Predictors for Developing Intestinal Failure in Patients With Crohn's Disease

Richard B Gearry; Michael A Kamm; Ailsa L Hart; Paul Bassett; Simon M Gabe; Jeremy M Nightingale

Disclosures

J Gastroenterol Hepatol. 2013;28(5):801-807. 

In This Article

Abstract and Introduction

Abstract

Background and Aim: Intestinal failure (IF) is a rare but devastating complication of Crohn's disease (CD). The clinical and surgical factors that predispose to IF are poorly understood. The aim of this study was to define clinical factors that predispose to IF.

Methods: A retrospective case–control study was performed using consecutive CD patients with IF who were identified from a prospective database. Local population-based controls were selected with which to compare demographic, phenotypic, and clinical outcomes.

Results: Eighty-two CD patients requiring long-term intravenous fluids or nutrition were studied. Diagnosis at age 16 years or less (P = 0.01) and a family history of inflammatory bowel disease (P = 0.02) were associated with a significantly higher risk for developing IF. Among the IF group, 53% had perioperative complications from intestinal resections contributing to long-term IF. Furthermore, these patients had more abdominal surgeries (P = 0.05) and stricturing disease was less common than in patients with primary active CD (P = 0.01). IF due to primary active CD was associated with penetrating behavior (P = 0.02) and early age at first surgery (P = 0.004). The need for intravenous nutrition as opposed to intravenous fluids correlated inversely with small intestine length (P < 0.001).

Conclusions: CD resulting in IF relates to earlier age at diagnosis, family history of inflammatory bowel disease, stricturing disease, younger age at first surgery, and operative complications. These factors deserve consideration when planning therapy for CD patients.

Introduction

Surgery is a common treatment for inflammatory bowel disease (IBD). In the setting of Crohn's disease (CD), up to 80% of patients will require one bowel resection, with many requiring further surgeries.[1,2] Recurrent surgeries are likely to predispose to a short small intestine through resection of active disease and postoperative complications leading to further resections.
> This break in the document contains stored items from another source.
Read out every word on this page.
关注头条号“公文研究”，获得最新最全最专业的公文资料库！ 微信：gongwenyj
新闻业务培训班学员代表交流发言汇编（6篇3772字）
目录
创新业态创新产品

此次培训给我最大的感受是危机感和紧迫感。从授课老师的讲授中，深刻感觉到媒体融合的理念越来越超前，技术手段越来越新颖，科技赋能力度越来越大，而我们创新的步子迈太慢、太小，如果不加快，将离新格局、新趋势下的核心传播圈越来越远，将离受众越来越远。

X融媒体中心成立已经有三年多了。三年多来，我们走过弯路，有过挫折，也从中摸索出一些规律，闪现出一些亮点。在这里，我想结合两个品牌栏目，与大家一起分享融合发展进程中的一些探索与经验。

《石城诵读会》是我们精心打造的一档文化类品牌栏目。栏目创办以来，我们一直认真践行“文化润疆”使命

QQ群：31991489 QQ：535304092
Once the small intestine is unable to absorb sufficient nutrients, electrolytes, and fluid, then intestinal failure (IF) occurs and parenteral fluid and/or nutrition are required.

IF, with the requirement for parenteral fluid and/or nutrition (IVN), is one of the most devastating complications of CD. While IF is uncommon, CD is one of the more common causes of IF in adults and is associated with significant morbidity, financial cost, and mortality.[3–6] While small bowel transplantation has evolved rapidly, 5-year survival data for all small bowel transplants remain approximately 50%, despite improvements in perioperative survival.[7] The mortality rate for intestinal transplantation remains much higher than for home parenteral nutrition.[8] Furthermore, it is estimated that fewer than 200 small bowel transplants are performed worldwide per year; most centers have limited experience. Given the poor access to transplantation, due to limited transplantation centers and low donor rates, and the relative risk of transplantation compared with intravenous nutritional support, long-term parenteral nutrition remains the mainstay of treatment for IF patients.[7]

There are few data concerning risk factors for the development of IF in the setting of CD. Yet, such information is vital if the development of this complication is to be avoided. A major limitation of identifying such risk factors is the small number of centers that have sufficient CD patients with IF to enable such an analysis. In order to describe the characteristics of CD patients with IF, we aimed to analyze a large consecutive cohort of CD patients with IF. Our specific objectives were to: (i) determine the underlying cause of IF in each CD patient and define the demographic, phenotypic, and clinical characteristics associated with specific IF etiologies; (ii) compare the demographic, phenotypic, and clinical characteristics of CD patients with IF with sex- and age-matched controls; (iii) correlate the specific requirements for IVN with the remaining small intestine length.